DIPping Into Delphi - WSJ.com
The Obama Administration's fast-track sale of bankrupt auto-parts supplier Delphi hit a speed bump late last week when Judge Robert Drain ordered that Delphi conduct an open auction for its assets. That has a number of distressed-debt investors circling. It may also mean that the public will get some answers about the curiously structured sale that GM had quietly put forward the same day it filed for bankruptcy protection itself.
Under that deal, a bankrupt GM -- which is to say, taxpayers -- was set to provide most of the funding for Delphi's exit from bankruptcy, with private-equity firm Platinum Equity throwing in some cash and getting a sizable equity stake in return. The investors who have so far provided most of the debtor-in-possession (DIP) financing during Delphi's four-year bankruptcy case would have gotten as little as 20 cents on the dollar -- almost unheard-of in bankruptcy cases.

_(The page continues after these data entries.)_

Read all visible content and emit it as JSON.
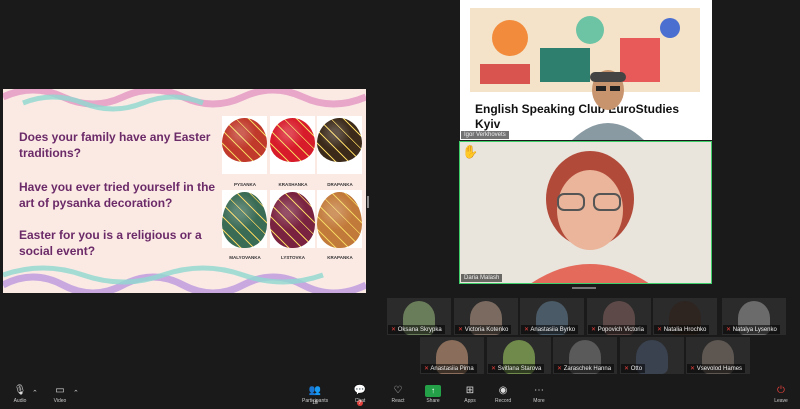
{
  "slide": {
    "questions": [
      "Does your family have any Easter traditions?",
      "Have you ever tried yourself in the art of pysanka decoration?",
      "Easter for you is a religious or a social event?"
    ],
    "eggs": [
      {
        "label": "PYSANKA",
        "color": "#c0392b"
      },
      {
        "label": "KRASHANKA",
        "color": "#d81b2b"
      },
      {
        "label": "DRAPANKA",
        "color": "#3b2a1a"
      },
      {
        "label": "MALYOVANKA",
        "color": "#3a6b55"
      },
      {
        "label": "LYSTOVKA",
        "color": "#7a2340"
      },
      {
        "label": "KRAPANKA",
        "color": "#c27a3a"
      }
    ]
  },
  "share_tile": {
    "title": "English Speaking Club EuroStudies Kyiv",
    "name": "Igor Verkhovets"
  },
  "speaker_tile": {
    "name": "Daria Malash",
    "hand_icon": "raised-hand-icon"
  },
  "participants": [
    {
      "name": "Oksana Skrypka",
      "color": "#6a7d5a"
    },
    {
      "name": "Victoria Kotenko",
      "color": "#7b6a60"
    },
    {
      "name": "Anastasiia Byrko",
      "color": "#4a5a66"
    },
    {
      "name": "Popovich Victoria",
      "color": "#5d4a48"
    },
    {
      "name": "Natalia Hrochko",
      "color": "#2e2420"
    },
    {
      "name": "Natalya Lysenko",
      "color": "#6b6b6b"
    },
    {
      "name": "Anastasiia Pirna",
      "color": "#8a6d5a"
    },
    {
      "name": "Svitlana Starova",
      "color": "#6f8a4a"
    },
    {
      "name": "Zaraschek Hanna",
      "color": "#5a5a5a"
    },
    {
      "name": "Otto",
      "color": "#3a4250"
    },
    {
      "name": "Vsevolod Hames",
      "color": "#5e5650"
    }
  ],
  "toolbar": {
    "audio": "Audio",
    "video": "Video",
    "participants": "Participants",
    "participants_count": "18",
    "chat": "Chat",
    "chat_badge": "7",
    "react": "React",
    "share": "Share",
    "apps": "Apps",
    "record": "Record",
    "more": "More",
    "leave": "Leave"
  },
  "colors": {
    "accent_green": "#3ecf6a",
    "slide_text": "#6b2a68",
    "mic_muted": "#e2403c"
  }
}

Those investors cried foul, pointing out that DIP financers generally have the right to take control of the company if they can't be paid in full. GM and the government at first threatened to play hardball, claiming that Platinum was the only buyer acceptable to GM and so its deal was the only one on the table. Judge Drain wasn't buying it, however. "I don't know what makes Platinum acceptable to GM and why Platinum is unique," he said. "Unless I hear more, there's something going on here that doesn't to me make sense."

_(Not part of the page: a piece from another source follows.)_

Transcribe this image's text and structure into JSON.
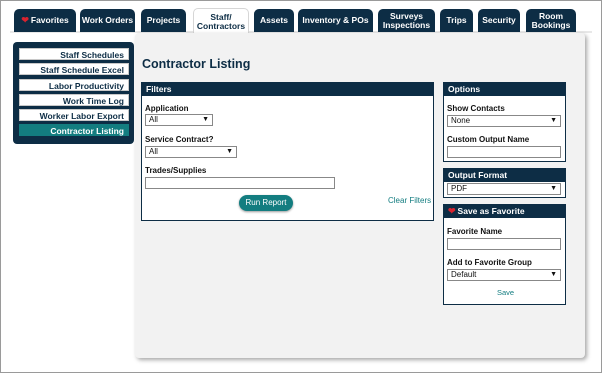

That's putting it mildly. When the government arranged the Chrysler and GM bankruptcies, it noted with some justification that, as the DIP financer for the cases, it had wide latitude to determine the companies' fates and ownership structure. But when it comes to Delphi's private DIP lenders, it has taken a very different position, apparently in the interests of wrapping up Delphi's case as quickly as possible to speed GM's own exit from bankruptcy. Taxpayers and investors alike deserve to know more about what looks like a sweetheart deal for one favored group of investors, and Judge Drain deserves kudos for putting on the brakes.